Gov. Bill Walker announced on Friday the amount of the next Permanent Fund dividend: $1,022 for every qualified Alaskan, in spite of the state's multibillion-dollar budget deficit.
But the oil-wealth payments are less than half of what they would have been had Walker not vetoed a portion of the Alaska Legislature's transfer of money to pay them. That partial veto in June reduced dividends from an estimated $2,052. The larger dividend would have been paid from a $1.3 billion pot originally set aside by the Legislature.
The money available for dividends, determined by a formula tied to investment returns from the Permanent Fund, has remained high even as oil revenue that pays for most of Alaska's government services has dried up.
Walker's veto, he reiterated in a Friday morning video message, was to preserve the state's dwindling savings accounts.
For the past year, Walker has been promoting a deficit-reduction plan that would divert some of the $54 billion Permanent Fund's investment earnings to help pay for government services. A House committee rejected an amended version of his proposal after the Senate approved it earlier this year.
"If we don't fix the dividend, certainly everything indicates it will go away in the next couple of years," Walker said in the video.
The governor's authority to veto a portion of the dividend is the subject of an ongoing lawsuit filed by a Democratic state senator, Bill Wielechowski, and two former Republican lawmakers, Clem Tillion and Rick Halford.
Walker was in South Korea on Friday, meeting with government and business officials in hopes of selling some of the state's natural gas for its proposed pipeline project. His office filmed the video last week, after his administration calculated the dividend amount, said spokeswoman Katie Marquette.

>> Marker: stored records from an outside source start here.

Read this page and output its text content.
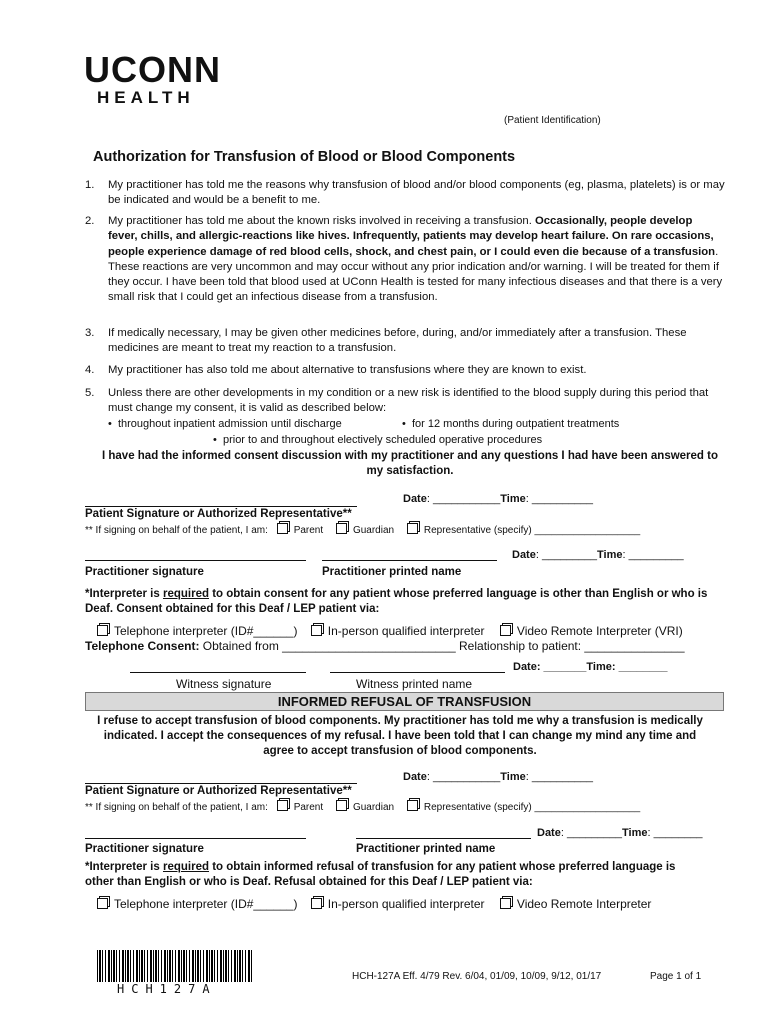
UCONN
HEALTH
(Patient Identification)
Authorization for Transfusion of Blood or Blood Components
1. My practitioner has told me the reasons why transfusion of blood and/or blood components (eg, plasma, platelets) is or may be indicated and would be a benefit to me.
2. My practitioner has told me about the known risks involved in receiving a transfusion. Occasionally, people develop fever, chills, and allergic-reactions like hives. Infrequently, patients may develop heart failure. On rare occasions, people experience damage of red blood cells, shock, and chest pain, or I could even die because of a transfusion. These reactions are very uncommon and may occur without any prior indication and/or warning. I will be treated for them if they occur. I have been told that blood used at UConn Health is tested for many infectious diseases and that there is a very small risk that I could get an infectious disease from a transfusion.
3. If medically necessary, I may be given other medicines before, during, and/or immediately after a transfusion. These medicines are meant to treat my reaction to a transfusion.
4. My practitioner has also told me about alternative to transfusions where they are known to exist.
5. Unless there are other developments in my condition or a new risk is identified to the blood supply during this period that must change my consent, it is valid as described below:
•  throughout inpatient admission until discharge	•  for 12 months during outpatient treatments
•  prior to and throughout electively scheduled operative procedures
I have had the informed consent discussion with my practitioner and any questions I had have been answered to my satisfaction.
Date: ___________Time: __________
Patient Signature or Authorized Representative**
** If signing on behalf of the patient, I am:	Parent	Guardian	Representative (specify) ___________________
Date: _________Time: _________
Practitioner signature	Practitioner printed name
*Interpreter is required to obtain consent for any patient whose preferred language is other than English or who is Deaf. Consent obtained for this Deaf / LEP patient via:
Telephone interpreter (ID#______)	In-person qualified interpreter	Video Remote Interpreter (VRI)
Telephone Consent: Obtained from __________________________ Relationship to patient: _______________
Date: _______Time: ________
Witness signature	Witness printed name
INFORMED REFUSAL OF TRANSFUSION
I refuse to accept transfusion of blood components. My practitioner has told me why a transfusion is medically indicated. I accept the consequences of my refusal. I have been told that I can change my mind any time and agree to accept transfusion of blood components.
Date: ___________Time: __________
Patient Signature or Authorized Representative**
** If signing on behalf of the patient, I am:	Parent	Guardian	Representative (specify) ___________________
Date: _________Time: ________
Practitioner signature	Practitioner printed name
*Interpreter is required to obtain informed refusal of transfusion for any patient whose preferred language is other than English or who is Deaf. Refusal obtained for this Deaf / LEP patient via:
Telephone interpreter (ID#______)	In-person qualified interpreter	Video Remote Interpreter
HCH127A
HCH-127A Eff. 4/79 Rev. 6/04, 01/09, 10/09, 9/12, 01/17	Page 1 of 1
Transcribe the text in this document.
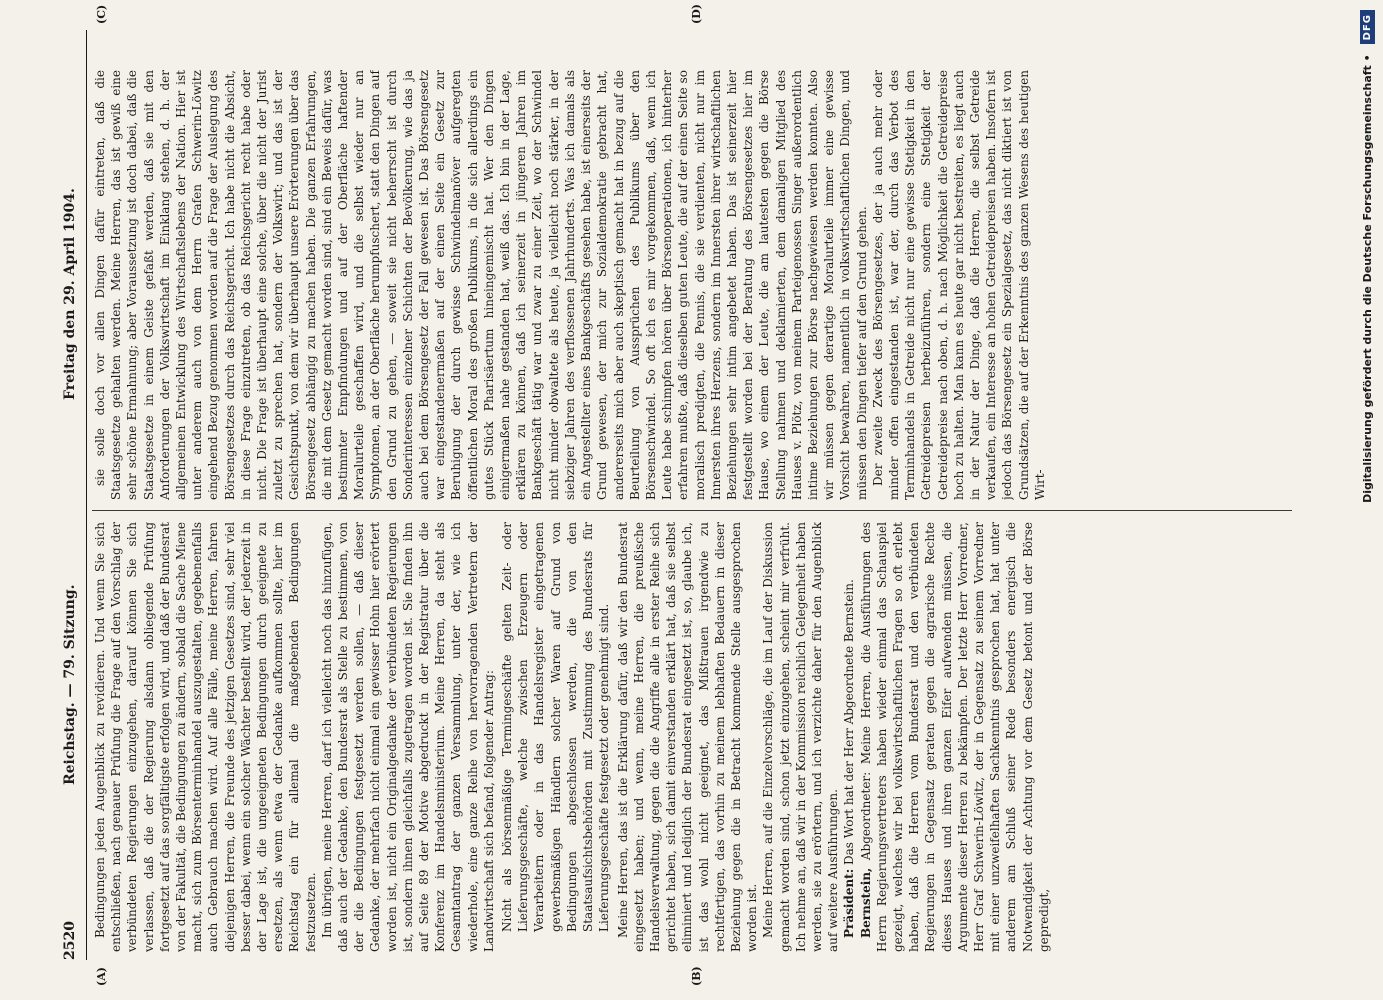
2520
Reichstag. — 79. Sitzung.
Freitag den 29. April 1904.
(A)	(B)
(C)	(D)

Bedingungen jeden Augenblick zu revidieren. Und wenn Sie sich entschließen, nach genauer Prüfung die Frage auf den Vorschlag der verbündeten Regierungen einzugehen, darauf können Sie sich verlassen, daß die der Regierung alsdann obliegende Prüfung fortgesetzt auf das sorgfältigste erfolgen wird, und daß der Bundesrat von der Fakultät, die Bedingungen zu ändern, sobald die Sache Miene macht, sich zum Börsenterminhandel auszugestalten, gegebenenfalls auch Gebrauch machen wird. Auf alle Fälle, meine Herren, fahren diejenigen Herren, die Freunde des jetzigen Gesetzes sind, sehr viel besser dabei, wenn ein solcher Wächter bestellt wird, der jederzeit in der Lage ist, die ungeeigneten Bedingungen durch geeignete zu ersetzen, als wenn etwa der Gedanke aufkommen sollte, hier im Reichstag ein für allemal die maßgebenden Bedingungen festzusetzen. Im übrigen, meine Herren, darf ich vielleicht noch das hinzufügen, daß auch der Gedanke, den Bundesrat als Stelle zu bestimmen, von der die Bedingungen festgesetzt werden sollen, — daß dieser Gedanke, der mehrfach nicht einmal ein gewisser Hohn hier erörtert worden ist, nicht ein Originalgedanke der verbündeten Regierungen ist, sondern ihnen gleichfalls zugetragen worden ist. Sie finden ihn auf Seite 89 der Motive abgedruckt in der Registratur über die Konferenz im Handelsministerium. Meine Herren, da steht als Gesamtantrag der ganzen Versammlung, unter der, wie ich wiederhole, eine ganze Reihe von hervorragenden Vertretern der Landwirtschaft sich befand, folgender Antrag: Nicht als börsenmäßige Termingeschäfte gelten Zeit- oder Lieferungsgeschäfte, welche zwischen Erzeugern oder Verarbeitern oder in das Handelsregister eingetragenen gewerbsmäßigen Händlern solcher Waren auf Grund von Bedingungen abgeschlossen werden, die von den Staatsaufsichtsbehörden mit Zustimmung des Bundesrats für Lieferungsgeschäfte festgesetzt oder genehmigt sind. Meine Herren, das ist die Erklärung dafür, daß wir den Bundesrat eingesetzt haben; und wenn, meine Herren, die preußische Handelsverwaltung, gegen die die Angriffe alle in erster Reihe sich gerichtet haben, sich damit einverstanden erklärt hat, daß sie selbst eliminiert und lediglich der Bundesrat eingesetzt ist, so, glaube ich, ist das wohl nicht geeignet, das Mißtrauen irgendwie zu rechtfertigen, das vorhin zu meinem lebhaften Bedauern in dieser Beziehung gegen die in Betracht kommende Stelle ausgesprochen worden ist. Meine Herren, auf die Einzelvorschläge, die im Lauf der Diskussion gemacht worden sind, schon jetzt einzugehen, scheint mir verfrüht. Ich nehme an, daß wir in der Kommission reichlich Gelegenheit haben werden, sie zu erörtern, und ich verzichte daher für den Augenblick auf weitere Ausführungen. Präsident: Das Wort hat der Herr Abgeordnete Bernstein.

Bernstein, Abgeordneter: Meine Herren, die Ausführungen des Herrn Regierungsvertreters haben wieder einmal das Schauspiel gezeigt, welches wir bei volkswirtschaftlichen Fragen so oft erlebt haben, daß die Herren vom Bundesrat und den verbündeten Regierungen in Gegensatz geraten gegen die agrarische Rechte dieses Hauses und ihren ganzen Eifer aufwenden müssen, die Argumente dieser Herren zu bekämpfen. Der letzte Herr Vorredner, Herr Graf Schwerin-Löwitz, der in Gegensatz zu seinem Vorredner mit einer unzweifelhaften Sachkenntnis gesprochen hat, hat unter anderem am Schluß seiner Rede besonders energisch die Notwendigkeit der Achtung vor dem Gesetz betont und der Börse gepredigt,

sie solle doch vor allen Dingen dafür eintreten, daß die Staatsgesetze gehalten werden. Meine Herren, das ist gewiß eine sehr schöne Ermahnung; aber Voraussetzung ist doch dabei, daß die Staatsgesetze in einem Geiste gefaßt werden, daß sie mit den Anforderungen der Volkswirtschaft im Einklang stehen, d. h. der allgemeinen Entwicklung des Wirtschaftslebens der Nation. Hier ist unter anderem auch von dem Herrn Grafen Schwerin-Löwitz eingehend Bezug genommen worden auf die Frage der Auslegung des Börsengesetzes durch das Reichsgericht. Ich habe nicht die Absicht, in diese Frage einzutreten, ob das Reichsgericht recht habe oder nicht. Die Frage ist überhaupt eine solche, über die nicht der Jurist zuletzt zu sprechen hat, sondern der Volkswirt; und das ist der Gesichtspunkt, von dem wir überhaupt unsere Erörterungen über das Börsengesetz abhängig zu machen haben. Die ganzen Erfahrungen, die mit dem Gesetz gemacht worden sind, sind ein Beweis dafür, was bestimmter Empfindungen und auf der Oberfläche haftender Moralurteile geschaffen wird, und die selbst wieder nur an Symptomen, an der Oberfläche herumpfuschert, statt den Dingen auf den Grund zu gehen, — soweit sie nicht beherrscht ist durch Sonderinteressen einzelner Schichten der Bevölkerung, wie das ja auch bei dem Börsengesetz der Fall gewesen ist. Das Börsengesetz war eingestandenermaßen auf der einen Seite ein Gesetz zur Beruhigung der durch gewisse Schwindelmanöver aufgeregten öffentlichen Moral des großen Publikums, in die sich allerdings ein gutes Stück Pharisäertum hineingemischt hat. Wer den Dingen einigermaßen nahe gestanden hat, weiß das. Ich bin in der Lage, erklären zu können, daß ich seinerzeit in jüngeren Jahren im Bankgeschäft tätig war und zwar zu einer Zeit, wo der Schwindel nicht minder obwaltete als heute, ja vielleicht noch stärker, in der siebziger Jahren des verflossenen Jahrhunderts. Was ich damals als ein Angestellter eines Bankgeschäfts gesehen habe, ist einerseits der Grund gewesen, der mich zur Sozialdemokratie gebracht hat, andererseits mich aber auch skeptisch gemacht hat in bezug auf die Beurteilung von Aussprüchen des Publikums über den Börsenschwindel. So oft ich es mir vorgekommen, daß, wenn ich Leute habe schimpfen hören über Börsenoperationen, ich hinterher erfahren mußte, daß dieselben guten Leute, die auf der einen Seite so moralisch predigten, die Pennis, die sie verdienten, nicht nur im Innersten ihres Herzens, sondern im Innersten ihrer wirtschaftlichen Beziehungen sehr intim angebetet haben. Das ist seinerzeit hier festgestellt worden bei der Beratung des Börsengesetzes hier im Hause, wo einem der Leute, die am lautesten gegen die Börse Stellung nahmen und deklamierten, dem damaligen Mitglied des Hauses v. Plötz, von meinem Parteigenossen Singer außerordentlich intime Beziehungen zur Börse nachgewiesen werden konnten. Also wir müssen gegen derartige Moralurteile immer eine gewisse Vorsicht bewahren, namentlich in volkswirtschaftlichen Dingen, und müssen den Dingen tiefer auf den Grund gehen. Der zweite Zweck des Börsengesetzes, der ja auch mehr oder minder offen eingestanden ist, war der, durch das Verbot des Terminhandels in Getreide nicht nur eine gewisse Stetigkeit in den Getreidepreisen herbeizuführen, sondern eine Stetigkeit der Getreidepreise nach oben, d. h. nach Möglichkeit die Getreidepreise hoch zu halten. Man kann es heute gar nicht bestreiten, es liegt auch in der Natur der Dinge, daß die Herren, die selbst Getreide verkaufen, ein Interesse an hohen Getreidepreisen haben. Insofern ist jedoch das Börsengesetz ein Spezialgesetz, das nicht diktiert ist von Grundsätzen, die auf der Erkenntnis des ganzen Wesens des heutigen Wirt-	Digitalisierung gefördert durch die Deutsche Forschungsgemeinschaft •
DFG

More than 643,000 Alaskans will receive this year's checks, Walker's office said.
Walker handed over the official task of announcing the size of this year's PFD to a junior high school student, Shania Sommer, who in the video reprised a role she played a year ago.
In 2015, Sommer unveiled a $2,072 dividend in a conference room in the state-owned Atwood Building in downtown Anchorage.
This year, the video announcement was filmed by Walker's staff at Sommer's school in Palmer — a venue that, in a brief question-and-answer with Sommer, Walker used to stress his view of the urgency of a long-term budget plan for the state.
He pointed out that this year's dividend — even at its reduced level — was still roughly in line with the state's historical average of about $1,150.
The House's Republican-led majority was quick to denounce the governor Friday, issuing a statement saying Walker's "unilateral decision" would take "money from Alaskans' pockets." But the statement offered no suggestions of other ways to reduce the budget deficit.
Anchorage Republican Rep. Charisse Millett, the majority leader, earlier this year sponsored her own legislation that was similar to Walker's proposal to restructure the Permanent Fund.
"We cannot close the gap with cuts or new broad-based revenue alone. A sound fiscal solution will necessarily involve using the Permanent Fund," said a slideshow on the legislation by Anchorage Republican Sen. Lesil McGuire, who presented it alongside Millett in the House Finance Committee in February.
But on Friday, Millett criticized Walker. In a prepared statement, she said, "We heard from our constituents during session and we're still hearing from them now: 'Don't take the PFD to pay for government.'"
In a phone interview, Millett argued that her position wasn't inconsistent with her legislation, which would have only delayed a restructuring of the dividend until after this year, not avoided a restructuring altogether.
"My constituents would have understood how it worked. They would have understood the process and had some time to recognize that the structure of the dividend was going to change," she said. "The governor didn't get his way — he can't just arbitrarily make it so."
The divide in public opinion seemed to be encapsulated by a pair of tweets sent in response to a question from Rep. Shelley Hughes, R-Palmer, about what people thought about the dividend announcement.
One reply, from "Carlisleboy," read, "It's theft from every person in Alaska because you idiots cannot balance a budget like all of us have to do!"
But another, from Dan LaSota, said, "I'm glad our governor stepped in to fill the leadership vacuum created by the Legislature."